Actually, one real life scenario where I want to deviate from this is my current LVS setup.
NLB:
10.0.0.1
172.16.0.1
App Server 1:
172.16.0.2
10.0.0.2 (we'll see why we need this)
App Server 2:
172.16.0.3
10.0.0.3 (we'll see why we need this)
Users of NLB:
In 10.0.0.X network as well as other networks
Admins:
In 10.0.0.X network
I have my web servers / application servers behind the NLB and they are on a different network than the the rest of the network (an LVS requirement) - the 172 network. So all requests go through the NLB and back out through it (LVS-NAT setup). However, there are admin ports that I don't want to through the NLB and want the admins to be able to access on the machines (application servers) directly on a per machine basis (the admin should know what machine they are on). So I've added the applicatons servers to the normal network so that the admins can access them directly on their management ports (without going through the NLB). However, normal users can't access them directly (I have a firewall on the application servers blocking access to port 80 except from the NLB). Since I can't differentiate between a user request and an admin request from the network they are coming from, I've set it up so that they all go out through the NLB (as a gateway).
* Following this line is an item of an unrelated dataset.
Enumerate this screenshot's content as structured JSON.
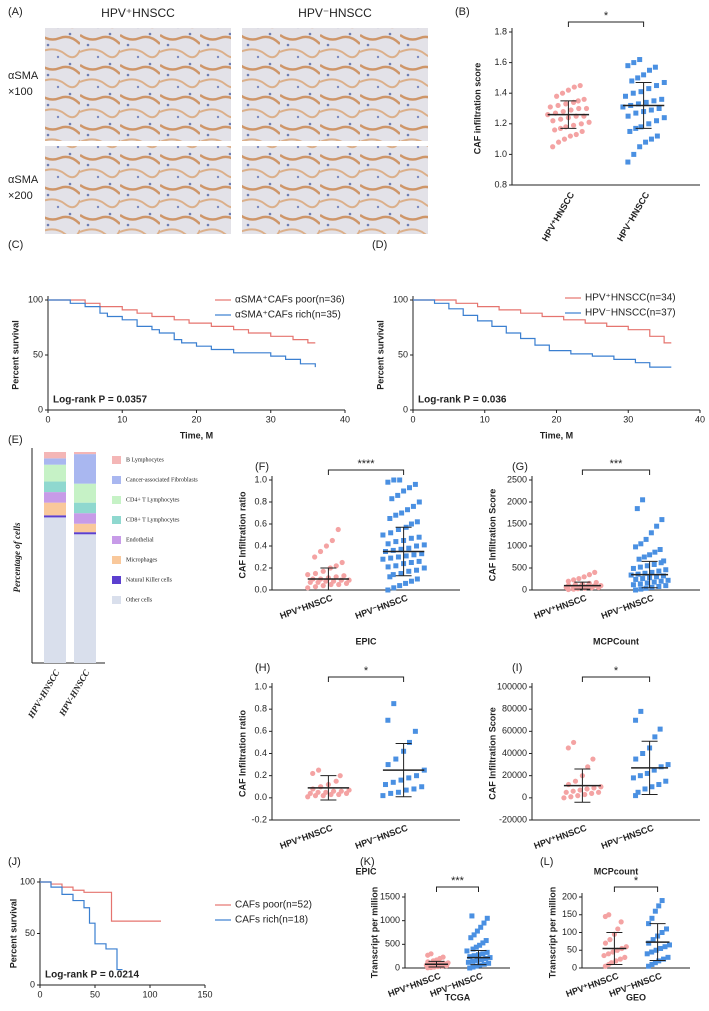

I can't have the 10.0.0.X subnet route up because otherwise the LVS-NAT would be confused (I'd have to change to LVS-DR).
that just looks like a nasty mess to me... i guess i would look at having a physically seperate admin network for them to sit on and keep normal users as far from that as possible.
only alternative could be some form of source nat on the network, to make the management clients appear to be coming from elsewhere in the first place, possibly by the client itself. fairly simple for a linux box to do, not sure about the windows side.